The Logic of Priorities:
All Islamic issues are not on an equal footing in terms of importance, and because of this, setting priorities is essential. The issues of faith (Iman) and monotheism (tawhid), for instance, are far more important than that of ‘removing a harmful object from the road’. By the same token, all da’wah issues do not have the same degree of relevance.
Therefore, we have to understand them all and give each one the attention it deserves. We have to revisit our list of priorities every now and then to update them according to the dynamics of changing circumstances.
Da’wah workers ought to envision and practice their da’wah efforts from within the premise of priorities. It is important to note, however, that prioritization of matters does not contradict the comprehensive nature of the religion, which encompasses every aspect of individual and collective life. It is rather a method that aims to bring about the most tangible and beneficial results effectively.
Prioritization requires us to have the ability to carefully evaluate our options. We have to be able to distinguish between the unpleasant choices that we are confronted with and choose the lesser evil. Conversely, we are required to carefully distinguish between the advantageous choices available and opt for the best one.
Circle of Influence Versus Circle of Concern:
The circle of influence includes those matters that we can change (and thus benefit ourselves and others). This includes improving our health, ensuring means of living, helping our relatives and friends, being a good example to our colleagues, guiding those around us to the truth, developing our skills, supporting our family, and learning the rules that govern work and citizenship.

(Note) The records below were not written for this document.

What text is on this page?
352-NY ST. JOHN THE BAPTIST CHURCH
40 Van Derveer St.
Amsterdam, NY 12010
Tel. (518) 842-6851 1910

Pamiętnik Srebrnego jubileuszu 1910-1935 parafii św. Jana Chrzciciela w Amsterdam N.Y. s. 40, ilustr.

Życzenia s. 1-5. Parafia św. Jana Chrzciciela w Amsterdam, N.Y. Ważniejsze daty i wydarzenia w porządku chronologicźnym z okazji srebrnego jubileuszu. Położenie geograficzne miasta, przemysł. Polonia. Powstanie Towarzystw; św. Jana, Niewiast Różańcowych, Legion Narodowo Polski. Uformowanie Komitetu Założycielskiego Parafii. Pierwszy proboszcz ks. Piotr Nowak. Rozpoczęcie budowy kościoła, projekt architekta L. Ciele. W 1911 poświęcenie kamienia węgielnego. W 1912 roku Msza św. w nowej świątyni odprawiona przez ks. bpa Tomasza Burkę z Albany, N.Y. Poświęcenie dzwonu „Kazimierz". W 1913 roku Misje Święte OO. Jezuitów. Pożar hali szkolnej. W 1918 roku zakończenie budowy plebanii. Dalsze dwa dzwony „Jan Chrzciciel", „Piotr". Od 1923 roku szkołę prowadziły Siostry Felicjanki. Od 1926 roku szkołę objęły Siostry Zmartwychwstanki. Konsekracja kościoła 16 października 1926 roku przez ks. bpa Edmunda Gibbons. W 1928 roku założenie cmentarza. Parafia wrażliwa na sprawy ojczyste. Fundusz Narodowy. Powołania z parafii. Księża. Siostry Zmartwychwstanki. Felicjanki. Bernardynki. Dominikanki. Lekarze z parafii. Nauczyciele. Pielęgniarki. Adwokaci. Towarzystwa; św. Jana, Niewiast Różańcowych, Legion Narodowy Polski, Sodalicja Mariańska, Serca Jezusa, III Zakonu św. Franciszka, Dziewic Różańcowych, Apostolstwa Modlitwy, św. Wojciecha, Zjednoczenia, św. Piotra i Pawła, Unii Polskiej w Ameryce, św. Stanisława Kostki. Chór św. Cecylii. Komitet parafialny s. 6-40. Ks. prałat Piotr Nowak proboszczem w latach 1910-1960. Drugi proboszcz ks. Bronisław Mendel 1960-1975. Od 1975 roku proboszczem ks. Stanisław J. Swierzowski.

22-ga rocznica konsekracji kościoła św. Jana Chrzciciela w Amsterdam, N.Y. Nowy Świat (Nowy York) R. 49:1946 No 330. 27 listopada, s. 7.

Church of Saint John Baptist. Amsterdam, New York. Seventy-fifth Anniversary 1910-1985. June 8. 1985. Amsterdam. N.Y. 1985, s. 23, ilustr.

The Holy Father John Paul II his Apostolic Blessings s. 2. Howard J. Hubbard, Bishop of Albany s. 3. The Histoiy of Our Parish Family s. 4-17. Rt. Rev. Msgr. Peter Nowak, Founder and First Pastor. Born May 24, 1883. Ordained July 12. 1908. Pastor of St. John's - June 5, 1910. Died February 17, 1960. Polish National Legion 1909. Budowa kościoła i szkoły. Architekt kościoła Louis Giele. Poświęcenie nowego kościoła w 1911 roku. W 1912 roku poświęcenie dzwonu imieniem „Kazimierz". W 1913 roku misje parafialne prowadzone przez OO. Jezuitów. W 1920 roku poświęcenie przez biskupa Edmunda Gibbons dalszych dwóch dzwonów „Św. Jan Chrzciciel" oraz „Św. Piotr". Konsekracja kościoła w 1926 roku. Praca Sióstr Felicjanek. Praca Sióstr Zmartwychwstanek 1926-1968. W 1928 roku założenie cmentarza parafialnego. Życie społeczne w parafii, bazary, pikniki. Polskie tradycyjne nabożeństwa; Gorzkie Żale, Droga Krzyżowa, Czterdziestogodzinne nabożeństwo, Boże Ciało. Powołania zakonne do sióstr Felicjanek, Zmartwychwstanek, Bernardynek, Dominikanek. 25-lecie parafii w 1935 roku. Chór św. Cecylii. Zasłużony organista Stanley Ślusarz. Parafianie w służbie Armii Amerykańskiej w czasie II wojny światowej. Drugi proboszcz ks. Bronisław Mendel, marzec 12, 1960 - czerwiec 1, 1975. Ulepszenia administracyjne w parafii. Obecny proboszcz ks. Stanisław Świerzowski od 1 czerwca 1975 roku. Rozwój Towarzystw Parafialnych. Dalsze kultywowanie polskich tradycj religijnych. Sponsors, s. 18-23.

The circle of concern relates to those things over which one has little or no direct control. One may, for instance, be concerned with local or international issues, such as the value of the US dollar, presidential elections in other countries, pollution and environmental destruction, and world poverty.
Our focus should be on the circle of influence. We need to widen our circle of influence. We are only capable of exercising a positive impact on things and people we can influence, and this falls within the arena of our religious obligations. We may spend time on the circle of concern, but within certain limits. It is good to be aware of current events and stay in touch with a few other people, without letting them take up all our time.
If we choose to focus all our attention on the area outside our influence, we will be wasting our time and energy, and we may become depressed about matters for which we can do nothing. This will in turn cause us to live in a state of anxiety and grief. We may withdraw from social life, make excuses for doing nothing and even blame our inaction on divine decree.
Successful people are those who are good at creating solutions and alternatives, whilst unsuccessful people are good at making excuses.